Clustering the Anderson Iris Data

One of the simplest methods in machine learning is clustering. In this case we have labelled data and so we can try and produce an ellipse around each of the different species to see if they form easily distinguished clusters. For the Fisher/Anderson 1936 dataset there are three species and the setosa species is clearly distinct.

library("ggplot2")
library("ggforce")

ggplot(iris, aes(x=Petal.Length, y=Petal.Width, color=Species)) +
  geom_mark_ellipse(aes(fill = Species)) +
  geom_point()+
  ggtitle("The Scatterplot of Petal Length Against Width (cm)")

ggplot(iris, aes(x=Sepal.Length, y=Sepal.Width, color=Species)) +
  geom_mark_ellipse(aes(fill = Species)) +
  geom_point()+
  ggtitle("The Scatterplot of Sepal Length Against Width (cm)")

The petal widths for setosa create a clearly distinct group. For the sepal measurements there is too much overlap to be able to distinguish the three groups clearly along those two axes.

Virginica and versicolor show some overlap in the petal measurements and complete overlap in the sepal measurements.

Now we have an alternative set of data for virginica and versicolor where we can compare the degree of clustering.

library("dplyr")
df <- read.csv("Andersons_Irises_1928.csv")
iris_tib <- as_tibble(df)

ggplot(iris_tib, aes(x=Petal.Length, y=Petal.Width, color=Species)) +
  geom_mark_ellipse(aes(fill = Species)) +
  geom_point()+
  ggtitle("The Scatterplot of Petal Length Against Width (cm)")

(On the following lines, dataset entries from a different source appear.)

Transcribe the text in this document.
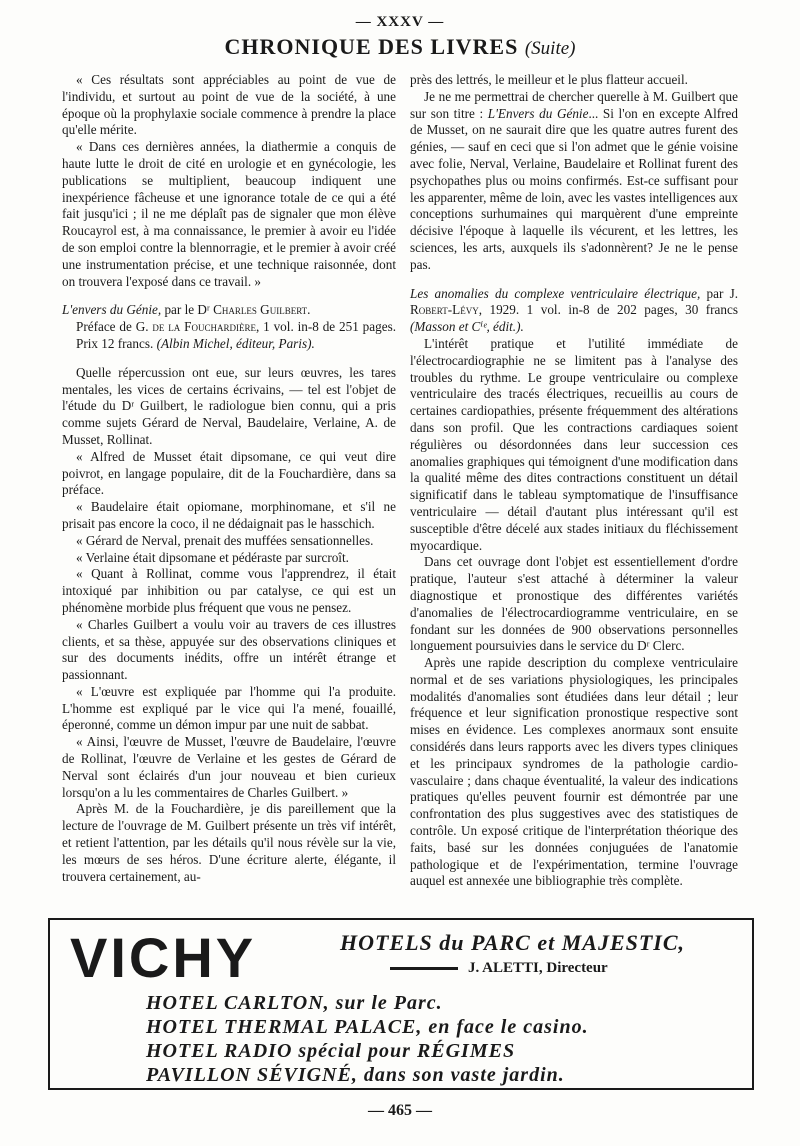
— XXXV —
CHRONIQUE DES LIVRES (Suite)

« Ces résultats sont appréciables au point de vue de l'individu, et surtout au point de vue de la société, à une époque où la prophylaxie sociale commence à prendre la place qu'elle mérite.

« Dans ces dernières années, la diathermie a conquis de haute lutte le droit de cité en urologie et en gynécologie, les publications se multiplient, beaucoup indiquent une inexpérience fâcheuse et une ignorance totale de ce qui a été fait jusqu'ici ; il ne me déplaît pas de signaler que mon élève Roucayrol est, à ma connaissance, le premier à avoir eu l'idée de son emploi contre la blennorragie, et le premier à avoir créé une instrumentation précise, et une technique raisonnée, dont on trouvera l'exposé dans ce travail. »

L'envers du Génie, par le Dʳ Charles Guilbert.

Préface de G. de la Fouchardière, 1 vol. in-8 de 251 pages. Prix 12 francs. (Albin Michel, éditeur, Paris).

Quelle répercussion ont eue, sur leurs œuvres, les tares mentales, les vices de certains écrivains, — tel est l'objet de l'étude du Dʳ Guilbert, le radiologue bien connu, qui a pris comme sujets Gérard de Nerval, Baudelaire, Verlaine, A. de Musset, Rollinat.

« Alfred de Musset était dipsomane, ce qui veut dire poivrot, en langage populaire, dit de la Fouchardière, dans sa préface.

« Baudelaire était opiomane, morphinomane, et s'il ne prisait pas encore la coco, il ne dédaignait pas le hasschich.

« Gérard de Nerval, prenait des muffées sensationnelles.

« Verlaine était dipsomane et pédéraste par surcroît.

« Quant à Rollinat, comme vous l'apprendrez, il était intoxiqué par inhibition ou par catalyse, ce qui est un phénomène morbide plus fréquent que vous ne pensez.

« Charles Guilbert a voulu voir au travers de ces illustres clients, et sa thèse, appuyée sur des observations cliniques et sur des documents inédits, offre un intérêt étrange et passionnant.

« L'œuvre est expliquée par l'homme qui l'a produite. L'homme est expliqué par le vice qui l'a mené, fouaillé, éperonné, comme un démon impur par une nuit de sabbat.

« Ainsi, l'œuvre de Musset, l'œuvre de Baudelaire, l'œuvre de Rollinat, l'œuvre de Verlaine et les gestes de Gérard de Nerval sont éclairés d'un jour nouveau et bien curieux lorsqu'on a lu les commentaires de Charles Guilbert. »

Après M. de la Fouchardière, je dis pareillement que la lecture de l'ouvrage de M. Guilbert présente un très vif intérêt, et retient l'attention, par les détails qu'il nous révèle sur la vie, les mœurs de ses héros. D'une écriture alerte, élégante, il trouvera certainement, au-

près des lettrés, le meilleur et le plus flatteur accueil.

Je ne me permettrai de chercher querelle à M. Guilbert que sur son titre : L'Envers du Génie... Si l'on en excepte Alfred de Musset, on ne saurait dire que les quatre autres furent des génies, — sauf en ceci que si l'on admet que le génie voisine avec folie, Nerval, Verlaine, Baudelaire et Rollinat furent des psychopathes plus ou moins confirmés. Est-ce suffisant pour les apparenter, même de loin, avec les vastes intelligences aux conceptions surhumaines qui marquèrent d'une empreinte décisive l'époque à laquelle ils vécurent, et les lettres, les sciences, les arts, auxquels ils s'adonnèrent? Je ne le pense pas.

Les anomalies du complexe ventriculaire électrique, par J. Robert-Lévy, 1929. 1 vol. in-8 de 202 pages, 30 francs (Masson et Cⁱᵉ, édit.).

L'intérêt pratique et l'utilité immédiate de l'électrocardiographie ne se limitent pas à l'analyse des troubles du rythme. Le groupe ventriculaire ou complexe ventriculaire des tracés électriques, recueillis au cours de certaines cardiopathies, présente fréquemment des altérations dans son profil. Que les contractions cardiaques soient régulières ou désordonnées dans leur succession ces anomalies graphiques qui témoignent d'une modification dans la qualité même des dites contractions constituent un détail significatif dans le tableau symptomatique de l'insuffisance ventriculaire — détail d'autant plus intéressant qu'il est susceptible d'être décelé aux stades initiaux du fléchissement myocardique.

Dans cet ouvrage dont l'objet est essentiellement d'ordre pratique, l'auteur s'est attaché à déterminer la valeur diagnostique et pronostique des différentes variétés d'anomalies de l'électrocardiogramme ventriculaire, en se fondant sur les données de 900 observations personnelles longuement poursuivies dans le service du Dʳ Clerc.

Après une rapide description du complexe ventriculaire normal et de ses variations physiologiques, les principales modalités d'anomalies sont étudiées dans leur détail ; leur fréquence et leur signification pronostique respective sont mises en évidence. Les complexes anormaux sont ensuite considérés dans leurs rapports avec les divers types cliniques et les principaux syndromes de la pathologie cardio-vasculaire ; dans chaque éventualité, la valeur des indications pratiques qu'elles peuvent fournir est démontrée par une confrontation des plus suggestives avec des statistiques de contrôle. Un exposé critique de l'interprétation théorique des faits, basé sur les données conjuguées de l'anatomie pathologique et de l'expérimentation, termine l'ouvrage auquel est annexée une bibliographie très complète.

VICHY	HOTELS du PARC et MAJESTIC,
J. ALETTI, Directeur
HOTEL CARLTON, sur le Parc.
HOTEL THERMAL PALACE, en face le casino.
HOTEL RADIO spécial pour RÉGIMES
PAVILLON SÉVIGNÉ, dans son vaste jardin.
— 465 —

ggplot(iris_tib, aes(x=Sepal.Length, y=Sepal.Width, color=Species)) +
  geom_mark_ellipse(aes(fill = Species)) +
  geom_point()+
  ggtitle("The Scatterplot of Sepal Length Against Width (cm)")

The Anderson 1928 data has an even larger degree of overlap for both the petal and sepal data and suggests that the Fisher/Anderson 1936 dataset was a particularly well differentiated dataset and that the real prediction error of models trained on the Fisher data will be higher than originally predicted.